21. The method of claim 20, wherein the ammunition lock is passively biased from the unlocked position toward the locked position with a spring.

22. The method of claim 21, wherein the ammunition lock is slidable in a direction perpendicular to the locking surface.

23. The method of claim 22, wherein a portion of the ammunition belt is disposed between the locking end of the ammunition lock and the top of the locking surface.

24. The method of claim 23, wherein the space between the locking end of the ammunition lock and the top of the locking surface is less than the thickness of the ammunition belt.

25. The method of claim 24, wherein the locking end of the ammunition lock comprises a cylindrical roller disposed about an axis that is parallel to the top of the locking surface.

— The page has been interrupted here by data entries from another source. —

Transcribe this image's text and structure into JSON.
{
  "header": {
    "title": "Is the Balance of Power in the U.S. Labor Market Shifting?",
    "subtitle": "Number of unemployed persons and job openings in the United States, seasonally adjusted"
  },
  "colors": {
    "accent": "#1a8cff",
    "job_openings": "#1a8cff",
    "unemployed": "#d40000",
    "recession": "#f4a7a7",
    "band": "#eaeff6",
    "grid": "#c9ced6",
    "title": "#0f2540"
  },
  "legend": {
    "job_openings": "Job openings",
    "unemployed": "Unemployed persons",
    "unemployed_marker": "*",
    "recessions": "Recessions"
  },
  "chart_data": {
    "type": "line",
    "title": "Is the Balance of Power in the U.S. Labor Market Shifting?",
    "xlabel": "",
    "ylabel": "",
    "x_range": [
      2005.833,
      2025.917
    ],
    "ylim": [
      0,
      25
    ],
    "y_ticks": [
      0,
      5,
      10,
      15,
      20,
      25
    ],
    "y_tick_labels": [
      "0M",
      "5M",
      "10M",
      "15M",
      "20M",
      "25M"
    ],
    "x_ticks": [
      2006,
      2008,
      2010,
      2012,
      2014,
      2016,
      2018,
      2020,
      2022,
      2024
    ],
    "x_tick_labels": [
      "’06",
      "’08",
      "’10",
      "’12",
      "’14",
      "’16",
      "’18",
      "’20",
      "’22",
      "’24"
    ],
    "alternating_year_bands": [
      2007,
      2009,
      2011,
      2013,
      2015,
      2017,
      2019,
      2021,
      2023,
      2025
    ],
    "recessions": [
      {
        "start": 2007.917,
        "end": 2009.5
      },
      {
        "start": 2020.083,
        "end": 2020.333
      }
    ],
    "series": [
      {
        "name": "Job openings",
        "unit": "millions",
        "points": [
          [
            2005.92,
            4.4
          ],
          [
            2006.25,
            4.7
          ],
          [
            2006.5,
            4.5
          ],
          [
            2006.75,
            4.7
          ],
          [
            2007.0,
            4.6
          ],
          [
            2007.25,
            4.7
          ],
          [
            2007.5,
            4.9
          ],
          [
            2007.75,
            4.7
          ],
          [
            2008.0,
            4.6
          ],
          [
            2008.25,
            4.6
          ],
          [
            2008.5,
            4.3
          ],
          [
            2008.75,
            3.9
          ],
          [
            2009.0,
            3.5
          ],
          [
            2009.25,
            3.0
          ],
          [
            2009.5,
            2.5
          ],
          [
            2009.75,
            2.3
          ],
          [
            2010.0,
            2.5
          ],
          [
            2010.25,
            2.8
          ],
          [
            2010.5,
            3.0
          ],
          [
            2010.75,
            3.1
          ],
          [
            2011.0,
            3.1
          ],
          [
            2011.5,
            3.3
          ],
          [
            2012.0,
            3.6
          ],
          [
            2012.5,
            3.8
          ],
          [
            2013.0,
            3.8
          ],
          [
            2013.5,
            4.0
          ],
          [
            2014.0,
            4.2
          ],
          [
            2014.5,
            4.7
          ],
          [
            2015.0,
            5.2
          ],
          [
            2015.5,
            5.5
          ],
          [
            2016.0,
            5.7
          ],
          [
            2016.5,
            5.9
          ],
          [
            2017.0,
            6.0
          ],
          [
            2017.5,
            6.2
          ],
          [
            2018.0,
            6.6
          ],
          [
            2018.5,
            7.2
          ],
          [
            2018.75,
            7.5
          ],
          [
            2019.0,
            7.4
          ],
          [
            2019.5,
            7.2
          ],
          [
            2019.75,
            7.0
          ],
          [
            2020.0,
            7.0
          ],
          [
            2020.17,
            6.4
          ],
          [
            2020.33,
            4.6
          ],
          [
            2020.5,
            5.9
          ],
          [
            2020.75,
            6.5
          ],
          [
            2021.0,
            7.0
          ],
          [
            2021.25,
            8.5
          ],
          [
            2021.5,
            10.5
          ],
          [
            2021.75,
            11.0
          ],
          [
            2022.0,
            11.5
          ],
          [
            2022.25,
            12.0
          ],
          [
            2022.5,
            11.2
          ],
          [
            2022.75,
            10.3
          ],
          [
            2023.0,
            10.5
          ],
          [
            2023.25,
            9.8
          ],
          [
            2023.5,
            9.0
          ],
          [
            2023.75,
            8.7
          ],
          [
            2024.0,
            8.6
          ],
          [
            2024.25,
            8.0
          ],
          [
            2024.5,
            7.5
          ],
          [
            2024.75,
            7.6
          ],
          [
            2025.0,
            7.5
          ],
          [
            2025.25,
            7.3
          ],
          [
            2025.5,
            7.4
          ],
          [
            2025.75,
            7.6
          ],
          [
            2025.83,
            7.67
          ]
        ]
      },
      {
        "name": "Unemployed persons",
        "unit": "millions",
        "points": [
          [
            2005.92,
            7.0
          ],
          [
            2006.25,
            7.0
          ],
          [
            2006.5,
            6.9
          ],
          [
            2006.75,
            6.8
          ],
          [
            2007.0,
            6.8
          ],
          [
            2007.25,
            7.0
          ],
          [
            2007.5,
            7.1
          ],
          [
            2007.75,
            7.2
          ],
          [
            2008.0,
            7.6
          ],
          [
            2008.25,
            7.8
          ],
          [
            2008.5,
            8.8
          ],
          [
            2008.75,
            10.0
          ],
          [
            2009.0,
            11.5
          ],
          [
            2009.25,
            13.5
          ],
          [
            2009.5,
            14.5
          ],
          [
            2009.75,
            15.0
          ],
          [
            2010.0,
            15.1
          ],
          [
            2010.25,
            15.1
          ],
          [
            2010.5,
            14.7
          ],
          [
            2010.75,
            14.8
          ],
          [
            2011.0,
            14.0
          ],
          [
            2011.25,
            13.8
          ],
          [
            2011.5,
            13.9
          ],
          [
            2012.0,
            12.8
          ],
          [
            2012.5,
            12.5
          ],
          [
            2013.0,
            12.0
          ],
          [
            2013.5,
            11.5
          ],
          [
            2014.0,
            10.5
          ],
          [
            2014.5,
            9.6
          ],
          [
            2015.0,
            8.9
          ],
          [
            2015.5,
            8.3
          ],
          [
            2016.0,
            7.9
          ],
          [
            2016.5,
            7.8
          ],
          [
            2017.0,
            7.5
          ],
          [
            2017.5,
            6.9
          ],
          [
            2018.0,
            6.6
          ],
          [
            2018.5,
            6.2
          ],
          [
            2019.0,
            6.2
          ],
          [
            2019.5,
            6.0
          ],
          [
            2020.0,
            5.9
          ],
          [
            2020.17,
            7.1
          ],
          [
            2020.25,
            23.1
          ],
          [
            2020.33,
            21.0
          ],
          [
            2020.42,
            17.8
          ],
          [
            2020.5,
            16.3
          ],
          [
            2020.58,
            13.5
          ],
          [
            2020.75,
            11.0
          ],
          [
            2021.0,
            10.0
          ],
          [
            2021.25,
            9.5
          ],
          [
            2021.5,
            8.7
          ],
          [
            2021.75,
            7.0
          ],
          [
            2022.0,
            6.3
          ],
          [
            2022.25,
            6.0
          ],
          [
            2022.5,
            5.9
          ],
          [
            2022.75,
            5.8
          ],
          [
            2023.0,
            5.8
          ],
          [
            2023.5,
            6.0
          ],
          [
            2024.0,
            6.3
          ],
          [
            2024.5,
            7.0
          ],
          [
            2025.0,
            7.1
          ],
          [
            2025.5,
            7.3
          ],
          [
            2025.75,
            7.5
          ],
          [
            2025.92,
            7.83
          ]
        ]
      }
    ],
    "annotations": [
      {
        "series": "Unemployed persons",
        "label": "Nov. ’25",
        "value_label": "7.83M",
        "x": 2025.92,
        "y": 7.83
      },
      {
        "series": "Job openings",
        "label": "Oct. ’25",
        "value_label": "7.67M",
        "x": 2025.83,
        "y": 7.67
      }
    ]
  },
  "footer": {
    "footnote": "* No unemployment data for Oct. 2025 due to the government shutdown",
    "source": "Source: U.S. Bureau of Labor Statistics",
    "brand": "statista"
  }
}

26. The method of claim 25, wherein the locking surface is a crossover wall, and the ammunition lock prevents the ammunition belt from spilling out of a storage bay of the ammunition magazine and into a crossover bay at one end of the ammunition magazine.

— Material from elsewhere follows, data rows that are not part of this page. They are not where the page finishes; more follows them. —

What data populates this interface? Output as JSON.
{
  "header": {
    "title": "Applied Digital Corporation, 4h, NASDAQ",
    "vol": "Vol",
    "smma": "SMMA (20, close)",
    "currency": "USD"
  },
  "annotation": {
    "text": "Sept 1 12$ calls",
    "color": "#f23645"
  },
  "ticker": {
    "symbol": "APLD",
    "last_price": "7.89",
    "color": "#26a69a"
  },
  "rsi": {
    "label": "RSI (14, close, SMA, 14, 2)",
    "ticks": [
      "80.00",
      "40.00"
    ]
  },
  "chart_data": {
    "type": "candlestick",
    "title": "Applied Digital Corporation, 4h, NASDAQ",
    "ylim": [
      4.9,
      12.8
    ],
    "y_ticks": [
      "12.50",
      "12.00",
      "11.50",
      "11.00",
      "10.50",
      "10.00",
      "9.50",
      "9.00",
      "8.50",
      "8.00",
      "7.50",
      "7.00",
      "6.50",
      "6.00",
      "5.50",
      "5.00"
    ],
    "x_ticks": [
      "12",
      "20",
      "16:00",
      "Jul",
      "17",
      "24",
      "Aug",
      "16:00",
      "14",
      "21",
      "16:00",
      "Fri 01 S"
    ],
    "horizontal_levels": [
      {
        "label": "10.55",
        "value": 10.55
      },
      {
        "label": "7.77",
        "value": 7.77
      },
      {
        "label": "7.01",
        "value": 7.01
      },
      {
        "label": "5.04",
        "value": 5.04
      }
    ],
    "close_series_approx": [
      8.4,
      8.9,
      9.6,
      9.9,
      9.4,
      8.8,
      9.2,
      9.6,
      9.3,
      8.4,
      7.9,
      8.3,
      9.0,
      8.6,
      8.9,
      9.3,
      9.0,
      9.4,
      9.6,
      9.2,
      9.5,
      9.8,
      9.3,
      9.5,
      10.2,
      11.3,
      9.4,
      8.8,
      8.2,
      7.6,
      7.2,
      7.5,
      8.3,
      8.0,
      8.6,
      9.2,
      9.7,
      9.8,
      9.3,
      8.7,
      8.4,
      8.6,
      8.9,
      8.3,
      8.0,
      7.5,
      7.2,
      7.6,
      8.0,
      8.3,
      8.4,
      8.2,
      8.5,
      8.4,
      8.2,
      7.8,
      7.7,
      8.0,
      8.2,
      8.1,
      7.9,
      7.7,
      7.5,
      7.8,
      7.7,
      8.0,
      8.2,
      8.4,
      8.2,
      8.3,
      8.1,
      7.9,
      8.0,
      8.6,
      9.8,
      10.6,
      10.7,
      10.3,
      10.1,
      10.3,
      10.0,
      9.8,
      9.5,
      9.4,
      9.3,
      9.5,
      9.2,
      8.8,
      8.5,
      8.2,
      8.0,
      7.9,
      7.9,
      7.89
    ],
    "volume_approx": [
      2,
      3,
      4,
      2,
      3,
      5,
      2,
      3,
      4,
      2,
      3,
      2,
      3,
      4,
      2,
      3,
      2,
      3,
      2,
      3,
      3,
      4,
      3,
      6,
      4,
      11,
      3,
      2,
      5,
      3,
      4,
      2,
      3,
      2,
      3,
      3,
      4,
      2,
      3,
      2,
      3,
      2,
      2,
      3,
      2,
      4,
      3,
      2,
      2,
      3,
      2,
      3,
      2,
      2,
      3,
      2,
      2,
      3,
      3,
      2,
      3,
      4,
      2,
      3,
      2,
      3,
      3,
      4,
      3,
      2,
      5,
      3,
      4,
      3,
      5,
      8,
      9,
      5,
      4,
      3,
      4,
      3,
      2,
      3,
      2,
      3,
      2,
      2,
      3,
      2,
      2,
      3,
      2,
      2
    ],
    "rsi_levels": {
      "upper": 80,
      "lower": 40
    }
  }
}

27. A method of dispensing an ammunition belt from an ammunition magazine to a belt feed weapon, wherein the ammunition magazine comprises a first storage compartment extending between a first end wall of the magazine and a first internal wall, a second ammunition storage compartment adjacent the first storage compartment extending between the first end wall of the magazine and a second internal wall, the method comprising:

applying a continuous tension force to the dispensed end of the ammunition belt;

moving a second ammunition lock disposed about the second ammunition storage compartment to an unlocked position under the influence of the continuous tension force while a first ammunition lock disposed about the first ammunition storage compartment is in a locked position;

maintaining the second ammunition lock in the unlocked position while the ammunition belt is withdrawn from the second storage compartment;

returning the second ammunition lock to a locked position when the second storage compartment is completely unloaded;

moving the first ammunition lock to an unlocked position under the influence of the continuous tension force applied to the dispensed end of the ammunition belt; and

withdrawing the ammunition belt from the first compartment.